Me: *too shocked to realise that I’m not in my normal clothes* “I’m sorry, but you can’t use the pallet jack to play with.”

Customer: *visibly angry* “Excuse you?!”

Me: *realising I’m in my normal clothes* “Oh, I’m so sorry, but I work here, and I’m afraid I can’t let you use that pallet jack to play with. It’s not safe for children.”

Customer: “I’ll have you know that I have nine grandchildren, little girl.”

Me: “Congratulations! That must be amazing, but I’m still going to take that pallet jack to the back storage. It shouldn’t have been out here in the first place, and I apologise for that.”

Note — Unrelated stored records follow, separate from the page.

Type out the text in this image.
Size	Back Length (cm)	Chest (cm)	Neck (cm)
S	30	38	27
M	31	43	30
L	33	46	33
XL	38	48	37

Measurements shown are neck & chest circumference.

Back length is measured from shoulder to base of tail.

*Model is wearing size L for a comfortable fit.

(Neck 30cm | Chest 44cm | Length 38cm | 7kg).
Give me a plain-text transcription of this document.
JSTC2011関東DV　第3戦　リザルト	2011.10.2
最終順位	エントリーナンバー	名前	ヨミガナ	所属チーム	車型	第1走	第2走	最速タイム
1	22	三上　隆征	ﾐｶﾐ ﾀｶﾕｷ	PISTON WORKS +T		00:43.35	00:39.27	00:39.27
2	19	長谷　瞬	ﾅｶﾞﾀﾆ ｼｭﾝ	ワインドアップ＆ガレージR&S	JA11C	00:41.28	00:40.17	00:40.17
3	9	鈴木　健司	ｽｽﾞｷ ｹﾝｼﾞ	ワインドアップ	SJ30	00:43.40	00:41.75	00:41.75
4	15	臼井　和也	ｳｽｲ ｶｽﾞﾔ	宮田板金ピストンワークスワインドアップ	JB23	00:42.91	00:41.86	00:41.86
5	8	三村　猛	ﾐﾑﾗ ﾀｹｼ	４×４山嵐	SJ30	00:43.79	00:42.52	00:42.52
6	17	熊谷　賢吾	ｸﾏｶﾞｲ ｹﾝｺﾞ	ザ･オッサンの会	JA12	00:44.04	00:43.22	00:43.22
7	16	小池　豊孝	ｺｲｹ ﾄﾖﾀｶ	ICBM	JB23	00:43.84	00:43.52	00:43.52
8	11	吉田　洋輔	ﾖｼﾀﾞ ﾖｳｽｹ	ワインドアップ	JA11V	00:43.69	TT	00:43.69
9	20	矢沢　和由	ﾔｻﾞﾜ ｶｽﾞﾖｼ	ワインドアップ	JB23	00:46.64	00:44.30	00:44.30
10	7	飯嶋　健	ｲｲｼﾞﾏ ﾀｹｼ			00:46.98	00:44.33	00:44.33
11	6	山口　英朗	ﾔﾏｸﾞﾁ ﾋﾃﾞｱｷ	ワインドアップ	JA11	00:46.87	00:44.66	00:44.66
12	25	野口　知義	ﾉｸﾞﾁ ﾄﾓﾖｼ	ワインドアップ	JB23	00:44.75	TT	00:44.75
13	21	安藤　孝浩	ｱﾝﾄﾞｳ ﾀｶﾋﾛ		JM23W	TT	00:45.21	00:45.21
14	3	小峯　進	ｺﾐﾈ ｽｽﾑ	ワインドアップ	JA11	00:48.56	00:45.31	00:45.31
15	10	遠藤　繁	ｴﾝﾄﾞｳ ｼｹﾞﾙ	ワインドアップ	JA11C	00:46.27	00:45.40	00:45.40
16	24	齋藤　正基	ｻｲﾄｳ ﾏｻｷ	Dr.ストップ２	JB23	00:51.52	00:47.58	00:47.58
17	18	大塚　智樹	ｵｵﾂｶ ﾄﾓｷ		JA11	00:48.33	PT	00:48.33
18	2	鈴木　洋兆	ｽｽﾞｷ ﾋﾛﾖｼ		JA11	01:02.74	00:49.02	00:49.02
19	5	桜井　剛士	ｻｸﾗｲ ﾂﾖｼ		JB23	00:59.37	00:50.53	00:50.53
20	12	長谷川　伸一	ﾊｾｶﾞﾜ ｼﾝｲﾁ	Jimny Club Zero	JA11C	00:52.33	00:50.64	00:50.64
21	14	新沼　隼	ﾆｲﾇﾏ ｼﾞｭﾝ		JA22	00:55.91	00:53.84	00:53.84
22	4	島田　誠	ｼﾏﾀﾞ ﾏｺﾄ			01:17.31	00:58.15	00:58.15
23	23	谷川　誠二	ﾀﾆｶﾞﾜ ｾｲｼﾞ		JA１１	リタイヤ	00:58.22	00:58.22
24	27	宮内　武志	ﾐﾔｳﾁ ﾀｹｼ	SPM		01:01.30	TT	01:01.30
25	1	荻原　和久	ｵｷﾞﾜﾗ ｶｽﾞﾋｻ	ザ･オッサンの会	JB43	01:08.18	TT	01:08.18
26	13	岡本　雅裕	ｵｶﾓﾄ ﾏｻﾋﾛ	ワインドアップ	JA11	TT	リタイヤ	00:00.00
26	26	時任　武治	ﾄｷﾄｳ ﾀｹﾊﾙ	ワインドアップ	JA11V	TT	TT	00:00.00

(She just gives me a vicious look as I take the pallet jack from her and take it into the storage. Further into the store, the customer walks by me again.)

Customer: *loudly, to her grandchildren* “Look! There she is, the poor little girl, such a poor little girl.”

(I just shrug and continue with my shopping. Finally, I reach the cash registers. The customer is there with her grandchildren, and apparently there is some trouble up there, as well, as she is yelling at the cashier.)

Customer: “I want to speak to the manager!”

Coworker: *who she is yelling at* “I’m the evening manger.”

Customer: “Well, then, I want to speak to your boss!”

Coworker: “Of course. She is standing right there.” *points to me*

Me: *puts on my most charming smile and walks up* “Hi again! What can I help you with?”

Customer: *bright red in the face* “Nothing, absolutely nothing.”

(She doesn’t say another word while she is in the store, and basically just runs after she has paid.)

Coworker: “I’m so sorry for dragging you into that, but she was horrible.”

Me: “No worries at all. In fact, you made my day!”

(The customer came back many times, but she never could look me in the eyes again. All in all, a very Swedish way of dealing with confrontation.)